2) Which of the pipelines utilize the same hardware unit(e.g. FP16, FMA, FP64 uses floating point unit)?
3) A warp scheduler in a modern GPU can schedule 2 instructions per cycle(using different pipelines). Which pipelines can be used at the same time(e.g FMA-ALU, FMA-SFU, ALU-Tensor etc.)?
P.s.: I am adding the screenshot for those who are not familiar with Nsight Compute.

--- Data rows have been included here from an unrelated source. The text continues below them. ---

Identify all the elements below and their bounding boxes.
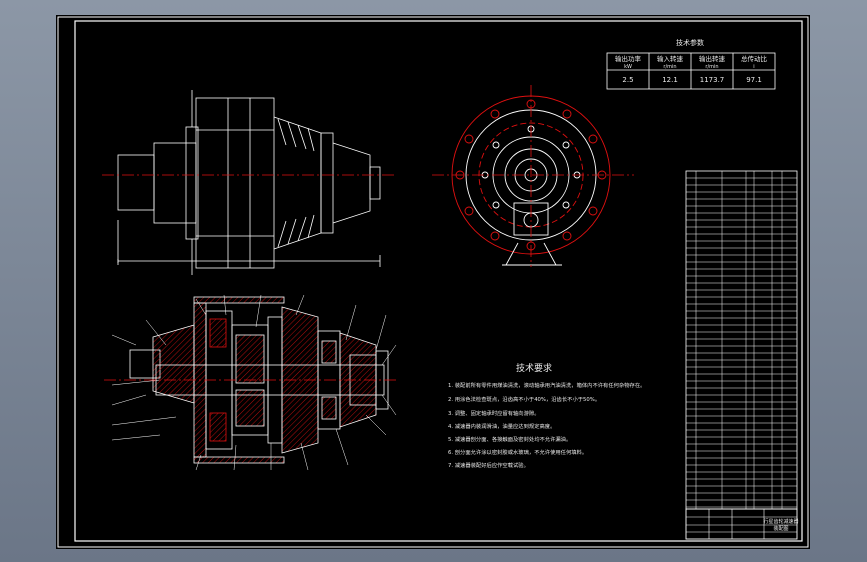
param-unit: r/min <box>705 64 718 70</box>
tech-note: 4. 减速器内装润滑油，油量应达到规定高度。 <box>448 422 555 430</box>
title-block-name: 行星齿轮减速器 <box>763 518 798 525</box>
tech-title: 技术要求 <box>516 362 552 374</box>
param-header: 总传动比 <box>741 54 768 63</box>
tech-note: 6. 剖分面允许涂以密封胶或水玻璃，不允许使用任何填料。 <box>448 448 587 456</box>
params-title: 技术参数 <box>676 38 704 47</box>
outer-border <box>57 16 809 548</box>
tech-note: 2. 用涂色法检查斑点，沿齿高不小于40%，沿齿长不小于50%。 <box>448 395 600 403</box>
tech-note: 5. 减速器剖分面、各接触面及密封处均不允许漏油。 <box>448 435 571 443</box>
param-value: 12.1 <box>662 76 678 84</box>
param-header: 输出转速 <box>699 54 726 63</box>
inner-border <box>74 20 803 542</box>
param-value: 97.1 <box>746 76 762 84</box>
param-unit: i <box>753 64 754 70</box>
side-elevation-view <box>117 90 381 275</box>
param-unit: kW <box>624 64 632 70</box>
param-value: 1173.7 <box>700 76 725 84</box>
drawing-sheet: 技术参数 输出功率 输入转速 输出转速 总传动比 kW r/min r/min … <box>56 15 810 549</box>
param-header: 输出功率 <box>615 54 642 63</box>
tech-requirements: 技术要求 1. 装配前所有零件用煤油清洗，滚动轴承用汽油清洗，箱体内不许有任何杂… <box>448 362 645 469</box>
tech-note: 1. 装配前所有零件用煤油清洗，滚动轴承用汽油清洗，箱体内不许有任何杂物存在。 <box>448 381 645 389</box>
param-header: 输入转速 <box>657 54 684 63</box>
param-unit: r/min <box>663 64 676 70</box>
tech-note: 7. 减速器装配好后应作空载试验。 <box>448 461 529 469</box>
params-table: 技术参数 输出功率 输入转速 输出转速 总传动比 kW r/min r/min … <box>606 38 776 90</box>
param-value: 2.5 <box>622 76 633 84</box>
section-view <box>111 294 397 471</box>
parts-list <box>685 170 798 510</box>
cad-drawing: 技术参数 输出功率 输入转速 输出转速 总传动比 kW r/min r/min … <box>57 16 809 548</box>
title-block-sub: 装配图 <box>773 525 788 532</box>
tech-note: 3. 调整、固定轴承时应留有轴向游隙。 <box>448 409 540 417</box>
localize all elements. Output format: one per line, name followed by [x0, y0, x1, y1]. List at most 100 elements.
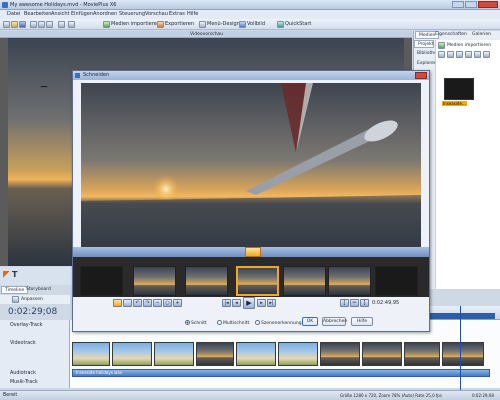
- rotate-left-icon[interactable]: ↶: [133, 299, 142, 307]
- undo-icon[interactable]: [58, 21, 65, 28]
- adjust-button[interactable]: Anpassen: [21, 296, 43, 303]
- folder-icon[interactable]: [474, 51, 481, 58]
- menu-vorschau[interactable]: Vorschau: [145, 11, 168, 18]
- dialog-close-button[interactable]: [415, 72, 427, 79]
- track-music[interactable]: Musik-Track: [0, 378, 70, 387]
- video-clip[interactable]: [112, 342, 152, 366]
- sort-icon[interactable]: [456, 51, 463, 58]
- rotate-right-icon[interactable]: ↷: [143, 299, 152, 307]
- media-thumbnail[interactable]: [444, 78, 474, 100]
- record-icon[interactable]: [123, 299, 132, 307]
- menu-extras[interactable]: Extras: [169, 11, 185, 18]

The Volta (CC 7.0) and Turing (CC 7.5) SM is comprised of 4 sub-partitions (SMSP). Each sub-partition contains
- warp scheduler
- register file
- immediate constant cache
- execution units
- ALU, FMA, FP16, UDP (7.5+), and XU
- FP64 on compute centric parts (GV100)
- Tensor units
The contains several other partitions that contains execution units and resources shared by the 4 sub-partitions including
- instruction cache
- index constant cache
- L1 data cache that is partitioned into tagged RAM and shared memory
- execution units
- ADU, LSU, TEX
- On non-compute parts FP64 and Tensor may be implemented as a shared execution unit
In Volta (CC7.0, 7.2) and Turing (CC7.5) each SM sub-partition can issue 1 instruction per cycle. The instruction can be issued to a local execution unit or the SM shared execution units.
-
ADU - Address Divergence Unit. The ADU is reponsible per thread address divergence handling for branches/jumps and indexed constant loads prior to instructions being forwarded to other execution units.
-
ALU - Arithmetic Logic Unit. The ALU is responsible for execution of most integer instructions, bit manipulation instructions, and logic instructions.
-
CBU - Convergence Barrier Unit. The CBU is repsonsible for barrier, convergence, and branch instructions.
-
FMA - Floating point Multiply and Accumulate Unit. The FMA is responsible for most FP32 instructions, integer multiply and accumulate instructions, and integer dot product.
-
FP16 - Paired half-precision floating point unit. The FP16 unit is responisble for execution of paired half-precision floating point instructions.
-
FP64 - Double precision floating point unit. The FP64 unit is responsible for all FP64 instructions. FP64 is often implemented as several different pipes on NVIDIA GPUs. The throughput varies greatly per chip.
-
LSU - Load Store Unit. The LSU is responsible for load, store and atomic instructions to global, local, and shared memory.
-
Tensor (FP16) - Half-precision floating point matrix multiply and accumulate unit.
-
Tensor (INT) - Integer matrix multiply and accumulate unit.
-
TEX - Texture Unit. The texture unit is responsible for sampling, load, and filtering instructions on textures and surfaces.
-
UDP (Uniform) - Uniform Data Path - A scalar unit used to execute instructions where input and output is identical for all threads in a warp.
-
XU - Transcendental and Data Type Conversion Unit - The XU is responsible for special functions such as sin, cos, and reciprocal square root as well as data type conversions.